Goya pinta este óleo entre 1771 y 1774 para la devoción particular de sus familiares. En la pintura se evidencia la admiración que por tradición siente esta familia hacia San Francisco Javier, nombre muy común entre los Lucientes. De su rama genealógica se conoce a su tía materna , Doña Francisca, así como a un Francisco Lucientes. El nombre continuaría con el propio Goya, que recibe los nombres de Francisco José por su madrina de bautismo Francisca de Grasa. El pintor continuaría con la tradición dando a su hijo los nombres de Francisco Javier.
La temática de este pequeño lienzo está inspirada en un dibujo de Niccolo Bertuzzi que el joven artista pudo ver durante su formación en la Academia de Luzán en Zaragoza. La escena principal se desarrolla en el interior de una sencilla arquitectura, formada por un pequeño chamizo de madera y paja que cobija al santo. Coronándolo se disponen dos angelotes que lo acompañan en el momento de morir. El tratamiento expresivo del rostro moribundo e implorante de San Francisco y la fuerza de sus manos de nudillos vigorosos, nos anuncian a un Goya posterior.

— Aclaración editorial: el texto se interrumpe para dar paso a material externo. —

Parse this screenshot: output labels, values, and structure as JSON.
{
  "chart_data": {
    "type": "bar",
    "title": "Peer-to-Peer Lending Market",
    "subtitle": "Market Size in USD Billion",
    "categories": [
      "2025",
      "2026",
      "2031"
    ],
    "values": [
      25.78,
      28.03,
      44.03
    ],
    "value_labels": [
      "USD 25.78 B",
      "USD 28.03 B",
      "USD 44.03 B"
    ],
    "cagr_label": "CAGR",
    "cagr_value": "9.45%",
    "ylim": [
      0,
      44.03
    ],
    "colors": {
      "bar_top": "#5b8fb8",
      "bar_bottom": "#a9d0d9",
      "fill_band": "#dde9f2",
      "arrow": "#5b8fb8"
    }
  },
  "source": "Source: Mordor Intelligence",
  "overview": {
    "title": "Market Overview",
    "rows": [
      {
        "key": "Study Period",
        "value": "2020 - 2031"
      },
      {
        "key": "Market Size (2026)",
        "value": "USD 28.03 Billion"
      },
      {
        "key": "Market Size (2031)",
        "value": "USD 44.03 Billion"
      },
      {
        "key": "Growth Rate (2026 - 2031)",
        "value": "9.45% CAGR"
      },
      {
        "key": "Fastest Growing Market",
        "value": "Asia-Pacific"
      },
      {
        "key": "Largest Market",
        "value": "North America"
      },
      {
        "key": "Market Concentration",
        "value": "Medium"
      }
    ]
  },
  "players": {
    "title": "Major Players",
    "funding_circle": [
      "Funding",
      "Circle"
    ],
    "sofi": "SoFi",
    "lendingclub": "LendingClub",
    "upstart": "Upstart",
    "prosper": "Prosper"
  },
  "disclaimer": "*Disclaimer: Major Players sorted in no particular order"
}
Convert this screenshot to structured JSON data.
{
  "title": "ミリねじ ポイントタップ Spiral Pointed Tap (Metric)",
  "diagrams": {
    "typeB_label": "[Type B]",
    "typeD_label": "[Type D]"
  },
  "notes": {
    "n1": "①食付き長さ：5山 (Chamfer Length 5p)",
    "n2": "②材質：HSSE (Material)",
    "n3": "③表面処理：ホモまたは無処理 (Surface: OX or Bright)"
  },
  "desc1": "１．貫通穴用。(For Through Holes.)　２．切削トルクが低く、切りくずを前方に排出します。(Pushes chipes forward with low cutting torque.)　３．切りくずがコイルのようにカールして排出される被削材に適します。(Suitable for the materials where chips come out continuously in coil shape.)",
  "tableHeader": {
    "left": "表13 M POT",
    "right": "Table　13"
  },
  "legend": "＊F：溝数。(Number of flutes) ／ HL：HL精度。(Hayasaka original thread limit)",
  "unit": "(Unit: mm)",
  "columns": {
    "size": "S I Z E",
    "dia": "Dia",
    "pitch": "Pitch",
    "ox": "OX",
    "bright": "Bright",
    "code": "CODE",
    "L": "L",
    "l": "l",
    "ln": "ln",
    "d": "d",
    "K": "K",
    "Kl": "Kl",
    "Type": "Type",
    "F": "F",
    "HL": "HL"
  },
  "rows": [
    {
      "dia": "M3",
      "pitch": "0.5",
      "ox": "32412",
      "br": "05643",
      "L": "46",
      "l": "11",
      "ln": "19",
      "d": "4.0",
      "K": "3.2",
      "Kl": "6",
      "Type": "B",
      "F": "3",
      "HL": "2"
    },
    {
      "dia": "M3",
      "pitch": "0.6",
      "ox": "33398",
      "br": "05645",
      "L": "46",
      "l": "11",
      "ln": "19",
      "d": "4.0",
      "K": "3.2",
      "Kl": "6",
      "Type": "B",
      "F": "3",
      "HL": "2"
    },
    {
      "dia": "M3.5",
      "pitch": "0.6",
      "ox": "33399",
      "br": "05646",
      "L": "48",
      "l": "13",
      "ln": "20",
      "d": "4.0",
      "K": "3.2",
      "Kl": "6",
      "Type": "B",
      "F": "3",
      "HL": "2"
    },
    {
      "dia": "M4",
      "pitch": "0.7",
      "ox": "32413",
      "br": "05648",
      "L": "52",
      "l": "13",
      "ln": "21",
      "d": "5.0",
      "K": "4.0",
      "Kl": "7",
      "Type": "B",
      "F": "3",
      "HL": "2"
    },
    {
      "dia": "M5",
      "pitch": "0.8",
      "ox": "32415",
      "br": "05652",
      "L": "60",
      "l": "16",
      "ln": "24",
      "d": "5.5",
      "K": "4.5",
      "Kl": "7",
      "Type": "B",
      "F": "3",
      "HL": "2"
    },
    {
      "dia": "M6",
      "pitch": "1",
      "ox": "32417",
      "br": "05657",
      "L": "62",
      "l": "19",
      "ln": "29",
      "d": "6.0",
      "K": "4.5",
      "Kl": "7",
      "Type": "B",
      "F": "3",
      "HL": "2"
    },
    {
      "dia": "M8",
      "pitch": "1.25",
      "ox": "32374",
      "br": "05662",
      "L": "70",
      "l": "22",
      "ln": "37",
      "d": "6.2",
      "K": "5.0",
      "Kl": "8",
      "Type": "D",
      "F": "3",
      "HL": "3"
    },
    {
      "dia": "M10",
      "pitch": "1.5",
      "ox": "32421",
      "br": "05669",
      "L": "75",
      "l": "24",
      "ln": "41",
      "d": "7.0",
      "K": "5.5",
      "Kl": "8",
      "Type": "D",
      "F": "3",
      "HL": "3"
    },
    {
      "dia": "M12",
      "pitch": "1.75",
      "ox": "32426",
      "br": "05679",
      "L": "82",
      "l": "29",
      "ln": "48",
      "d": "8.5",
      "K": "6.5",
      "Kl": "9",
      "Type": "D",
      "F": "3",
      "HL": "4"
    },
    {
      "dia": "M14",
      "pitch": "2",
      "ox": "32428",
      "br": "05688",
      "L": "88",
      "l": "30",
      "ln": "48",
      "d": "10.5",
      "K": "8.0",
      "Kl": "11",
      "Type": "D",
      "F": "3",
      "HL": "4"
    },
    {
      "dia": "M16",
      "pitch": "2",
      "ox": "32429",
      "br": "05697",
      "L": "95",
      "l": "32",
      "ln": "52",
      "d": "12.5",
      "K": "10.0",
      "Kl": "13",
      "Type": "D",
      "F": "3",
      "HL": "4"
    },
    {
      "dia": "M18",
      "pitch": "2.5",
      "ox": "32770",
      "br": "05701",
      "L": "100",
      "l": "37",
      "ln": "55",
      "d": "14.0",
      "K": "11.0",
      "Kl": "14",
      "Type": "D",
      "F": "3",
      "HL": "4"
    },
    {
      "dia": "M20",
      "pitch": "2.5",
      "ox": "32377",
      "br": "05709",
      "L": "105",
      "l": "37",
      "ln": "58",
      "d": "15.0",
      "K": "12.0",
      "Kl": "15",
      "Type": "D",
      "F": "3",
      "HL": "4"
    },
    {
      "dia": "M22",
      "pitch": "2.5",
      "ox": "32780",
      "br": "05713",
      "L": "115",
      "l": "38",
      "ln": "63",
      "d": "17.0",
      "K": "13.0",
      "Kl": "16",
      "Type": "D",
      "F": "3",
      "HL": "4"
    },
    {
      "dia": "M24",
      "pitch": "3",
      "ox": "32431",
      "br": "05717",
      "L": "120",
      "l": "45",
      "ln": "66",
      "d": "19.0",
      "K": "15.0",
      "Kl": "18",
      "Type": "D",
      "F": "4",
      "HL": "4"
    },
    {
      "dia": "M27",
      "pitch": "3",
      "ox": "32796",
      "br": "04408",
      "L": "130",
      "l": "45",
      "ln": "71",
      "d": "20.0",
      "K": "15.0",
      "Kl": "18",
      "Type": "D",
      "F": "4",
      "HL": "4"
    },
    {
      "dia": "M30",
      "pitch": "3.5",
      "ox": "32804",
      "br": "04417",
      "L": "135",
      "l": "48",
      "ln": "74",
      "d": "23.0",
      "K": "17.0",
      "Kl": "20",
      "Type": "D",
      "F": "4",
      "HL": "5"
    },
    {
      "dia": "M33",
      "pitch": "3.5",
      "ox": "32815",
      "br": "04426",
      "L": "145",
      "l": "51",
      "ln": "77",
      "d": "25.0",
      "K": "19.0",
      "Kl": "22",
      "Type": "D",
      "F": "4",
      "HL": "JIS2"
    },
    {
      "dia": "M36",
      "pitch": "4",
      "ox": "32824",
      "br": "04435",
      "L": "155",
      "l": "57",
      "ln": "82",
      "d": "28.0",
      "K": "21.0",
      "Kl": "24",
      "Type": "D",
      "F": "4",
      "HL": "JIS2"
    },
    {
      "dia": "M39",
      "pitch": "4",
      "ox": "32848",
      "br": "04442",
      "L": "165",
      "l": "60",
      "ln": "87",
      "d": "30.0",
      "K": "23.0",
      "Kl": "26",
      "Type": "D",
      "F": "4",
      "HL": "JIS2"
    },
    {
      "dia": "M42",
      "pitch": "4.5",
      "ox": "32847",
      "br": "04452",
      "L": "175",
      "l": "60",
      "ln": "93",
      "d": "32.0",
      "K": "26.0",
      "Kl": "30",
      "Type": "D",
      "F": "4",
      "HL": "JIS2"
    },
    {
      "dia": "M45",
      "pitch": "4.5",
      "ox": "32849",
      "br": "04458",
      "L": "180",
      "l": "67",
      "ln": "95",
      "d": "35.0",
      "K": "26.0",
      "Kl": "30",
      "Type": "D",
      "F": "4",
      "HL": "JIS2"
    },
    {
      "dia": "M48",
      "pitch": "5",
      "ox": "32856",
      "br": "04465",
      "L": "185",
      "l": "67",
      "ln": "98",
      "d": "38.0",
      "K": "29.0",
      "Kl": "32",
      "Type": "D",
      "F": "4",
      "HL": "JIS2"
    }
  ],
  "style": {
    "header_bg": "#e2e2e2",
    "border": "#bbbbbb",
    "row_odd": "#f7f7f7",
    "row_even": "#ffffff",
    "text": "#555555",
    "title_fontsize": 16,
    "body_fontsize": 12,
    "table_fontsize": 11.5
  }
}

San Francisco viste el hábito pardo de la orden jesuítica, en el que destaca la concha de peregrino con el atributo de un cangrejo que, según la leyenda, rescató el crucifijo del Santo cuando se le cayó al mar. De pincelada rápida y vigorosa en la que destaca el abocetamiento antes que la minuciosidad, en un plano alejado se reconocen las velas de dos barcos que simbolizan el trabajo del misionero en tierras lejanas. La composición está resuelta a base de amplias manchas de color dentro de unas equilibradas gamas cromáticas. La luz cenital alta incide en las manos y rostro del Santo imprimiendo una mayor espiritualidad.